At its forty-ninth session, in 1994, the General Assembly, under the item entitled "Report of the International Law Commission on the work of its forty-sixth session" (resolution 49/53), decided to establish an ad hoc committee to review the major issues arising out of the draft statute for an international criminal court prepared by the Commission, and to consider arrangements for the convening of an international conference of plenipotentiaries to conclude a convention on the establishment of such a court .

At its fiftieth session, the General Assembly established the Preparatory Committee on the Establishment of an International Criminal Court (resolution 50/46). In 1998, the Assembly held a diplomatic conference of plenipotentiaries at which it adopted the Rome Statute [PDF] of the International Criminal Court and resolution F of the Final Act of the Conference, which established the Preparatory Commission for the International Criminal Court. The Assembly continued its consideration of the item at its fifty-second to fifty-seventh sessions (resolutions 52/160, 53/105, 54/105, 55/155, 56/85 and 57/23).

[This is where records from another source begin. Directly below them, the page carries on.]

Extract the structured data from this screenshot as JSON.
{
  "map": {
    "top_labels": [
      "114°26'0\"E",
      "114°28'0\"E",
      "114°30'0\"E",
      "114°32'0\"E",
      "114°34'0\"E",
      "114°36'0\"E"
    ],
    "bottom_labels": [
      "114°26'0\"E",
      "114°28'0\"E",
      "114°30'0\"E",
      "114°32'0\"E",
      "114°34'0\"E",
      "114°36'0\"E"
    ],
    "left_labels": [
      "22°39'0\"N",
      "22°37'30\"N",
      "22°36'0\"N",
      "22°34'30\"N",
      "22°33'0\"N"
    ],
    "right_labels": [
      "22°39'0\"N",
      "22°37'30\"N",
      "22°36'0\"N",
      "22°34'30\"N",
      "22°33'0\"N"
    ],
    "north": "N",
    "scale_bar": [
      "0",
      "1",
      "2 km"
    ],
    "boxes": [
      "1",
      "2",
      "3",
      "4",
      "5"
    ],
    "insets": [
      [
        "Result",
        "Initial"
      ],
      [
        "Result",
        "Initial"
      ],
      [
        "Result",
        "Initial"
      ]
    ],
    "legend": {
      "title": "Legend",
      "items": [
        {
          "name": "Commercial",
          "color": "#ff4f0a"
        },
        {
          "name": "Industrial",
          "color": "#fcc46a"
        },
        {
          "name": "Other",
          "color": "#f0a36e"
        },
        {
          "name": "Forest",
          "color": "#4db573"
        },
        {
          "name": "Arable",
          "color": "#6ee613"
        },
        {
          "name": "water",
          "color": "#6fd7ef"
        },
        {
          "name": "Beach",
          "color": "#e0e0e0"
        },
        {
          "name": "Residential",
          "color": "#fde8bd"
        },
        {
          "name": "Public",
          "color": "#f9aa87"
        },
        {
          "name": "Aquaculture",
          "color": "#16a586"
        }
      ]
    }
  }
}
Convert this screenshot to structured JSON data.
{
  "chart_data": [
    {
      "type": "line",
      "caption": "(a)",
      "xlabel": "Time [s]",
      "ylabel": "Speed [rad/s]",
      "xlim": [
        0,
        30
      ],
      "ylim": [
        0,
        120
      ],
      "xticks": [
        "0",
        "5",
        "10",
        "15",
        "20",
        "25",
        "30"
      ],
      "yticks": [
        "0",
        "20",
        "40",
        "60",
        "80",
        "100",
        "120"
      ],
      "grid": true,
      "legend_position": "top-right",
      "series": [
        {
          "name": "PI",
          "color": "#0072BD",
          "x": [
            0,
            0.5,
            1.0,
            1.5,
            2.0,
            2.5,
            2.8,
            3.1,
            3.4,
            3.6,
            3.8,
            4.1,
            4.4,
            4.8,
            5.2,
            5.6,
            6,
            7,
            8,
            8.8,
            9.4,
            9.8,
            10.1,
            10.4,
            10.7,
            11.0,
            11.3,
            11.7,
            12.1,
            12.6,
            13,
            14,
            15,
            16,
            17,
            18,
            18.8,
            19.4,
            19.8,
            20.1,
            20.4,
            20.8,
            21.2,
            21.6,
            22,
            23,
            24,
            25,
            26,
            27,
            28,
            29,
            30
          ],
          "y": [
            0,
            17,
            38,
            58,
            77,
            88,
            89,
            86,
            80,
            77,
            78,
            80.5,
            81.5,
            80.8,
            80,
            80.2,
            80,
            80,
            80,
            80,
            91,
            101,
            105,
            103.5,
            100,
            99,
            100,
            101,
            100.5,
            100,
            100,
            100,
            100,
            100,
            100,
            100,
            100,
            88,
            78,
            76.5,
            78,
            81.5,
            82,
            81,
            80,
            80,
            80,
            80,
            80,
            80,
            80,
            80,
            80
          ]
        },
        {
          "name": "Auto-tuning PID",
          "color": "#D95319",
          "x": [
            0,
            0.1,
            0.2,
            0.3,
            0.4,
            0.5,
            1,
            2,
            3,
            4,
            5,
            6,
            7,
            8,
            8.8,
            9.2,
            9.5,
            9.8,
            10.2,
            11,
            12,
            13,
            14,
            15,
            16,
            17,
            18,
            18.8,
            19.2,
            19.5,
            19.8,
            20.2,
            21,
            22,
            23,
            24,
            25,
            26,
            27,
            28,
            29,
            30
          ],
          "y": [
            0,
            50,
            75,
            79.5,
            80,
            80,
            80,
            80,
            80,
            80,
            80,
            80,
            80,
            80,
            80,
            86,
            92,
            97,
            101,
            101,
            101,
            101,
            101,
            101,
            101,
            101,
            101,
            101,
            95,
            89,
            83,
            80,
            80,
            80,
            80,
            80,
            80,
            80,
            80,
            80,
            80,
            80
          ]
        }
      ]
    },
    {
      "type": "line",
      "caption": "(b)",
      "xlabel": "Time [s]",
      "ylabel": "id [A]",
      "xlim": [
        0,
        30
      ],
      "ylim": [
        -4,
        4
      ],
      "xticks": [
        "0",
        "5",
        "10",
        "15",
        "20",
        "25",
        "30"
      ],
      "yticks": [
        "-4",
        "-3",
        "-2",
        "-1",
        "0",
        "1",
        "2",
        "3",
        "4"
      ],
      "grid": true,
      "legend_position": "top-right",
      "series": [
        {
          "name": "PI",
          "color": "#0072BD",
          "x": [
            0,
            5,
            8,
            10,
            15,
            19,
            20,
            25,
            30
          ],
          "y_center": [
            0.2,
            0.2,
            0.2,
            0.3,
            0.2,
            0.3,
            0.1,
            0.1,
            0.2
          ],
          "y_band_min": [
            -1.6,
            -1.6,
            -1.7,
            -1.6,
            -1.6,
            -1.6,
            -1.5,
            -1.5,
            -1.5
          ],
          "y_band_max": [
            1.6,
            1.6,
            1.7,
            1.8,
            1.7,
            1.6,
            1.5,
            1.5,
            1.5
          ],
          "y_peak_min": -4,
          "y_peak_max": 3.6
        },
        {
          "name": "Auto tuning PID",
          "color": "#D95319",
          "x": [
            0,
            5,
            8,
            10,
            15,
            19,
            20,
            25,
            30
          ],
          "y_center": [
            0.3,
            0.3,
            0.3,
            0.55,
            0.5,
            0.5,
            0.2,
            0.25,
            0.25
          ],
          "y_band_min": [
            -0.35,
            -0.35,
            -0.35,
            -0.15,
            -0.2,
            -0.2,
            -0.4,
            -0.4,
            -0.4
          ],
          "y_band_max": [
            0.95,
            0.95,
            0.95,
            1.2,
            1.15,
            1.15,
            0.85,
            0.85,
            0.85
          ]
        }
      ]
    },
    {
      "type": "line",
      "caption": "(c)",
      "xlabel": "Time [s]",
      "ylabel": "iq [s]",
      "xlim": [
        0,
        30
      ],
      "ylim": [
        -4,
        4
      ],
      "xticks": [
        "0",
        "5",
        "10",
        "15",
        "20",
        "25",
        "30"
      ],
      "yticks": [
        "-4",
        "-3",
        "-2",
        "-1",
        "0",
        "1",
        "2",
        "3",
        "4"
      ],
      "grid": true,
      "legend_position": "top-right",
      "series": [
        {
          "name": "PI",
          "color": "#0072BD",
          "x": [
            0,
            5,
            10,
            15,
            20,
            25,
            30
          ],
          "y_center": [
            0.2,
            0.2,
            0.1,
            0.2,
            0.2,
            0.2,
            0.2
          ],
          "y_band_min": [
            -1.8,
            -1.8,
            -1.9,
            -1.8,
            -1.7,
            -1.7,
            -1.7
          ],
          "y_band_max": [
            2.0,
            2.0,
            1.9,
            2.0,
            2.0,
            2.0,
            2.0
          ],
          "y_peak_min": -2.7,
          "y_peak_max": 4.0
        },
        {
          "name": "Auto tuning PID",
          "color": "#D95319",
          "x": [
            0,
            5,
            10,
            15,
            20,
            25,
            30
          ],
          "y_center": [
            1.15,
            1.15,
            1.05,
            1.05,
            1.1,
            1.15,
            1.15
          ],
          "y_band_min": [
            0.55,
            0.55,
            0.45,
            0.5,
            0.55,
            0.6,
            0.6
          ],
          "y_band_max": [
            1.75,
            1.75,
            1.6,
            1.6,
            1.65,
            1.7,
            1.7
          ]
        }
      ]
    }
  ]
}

Following the entry into force of the Rome Statute on 1 July 2002, at the fifty-eighth and fifty-ninth sessions, the item was entitled "International Criminal Court" (resolutions 58/79 and 59/43).

At its fifty-ninth session, the General Assembly decided that the item should be entitled "Report of the International Criminal Court" (resolution 59/43).

At its sixty-first session, the General Assembly called upon States that had not yet done so to consider becoming parties to the Agreement on the Privileges and Immunities of the International Criminal Court; emphasized the importance of the full implementation of the Relationship Agreement between the United Nations and the International Criminal Court as well as the need for comprehensive information from the Secretary-General with respect to steps taken in the implementation of the Agreement; noted the establishment and operationalization of the International Criminal Court liaison office to United Nations Headquarters, and encouraged the Secretary-General to work closely with that office; recalled that, by virtue of article 12, paragraph 3, of the Rome Statute, a State which was not a party to the Statute might, by declaration lodged with the Registrar of the International Criminal Court, accept the exercise of jurisdiction by the Court with respect to specific crimes that were mentioned in paragraph 2 of that article; encouraged all States to consider participating in the work of the Special Working Group on the Crime of Aggression with a view to elaborating proposals for a provision on the crime of aggression; and invited the International Criminal Court to submit a report on its activities for 2006- 2007, for consideration by the Assembly at its sixty-second session (resolution 61/15).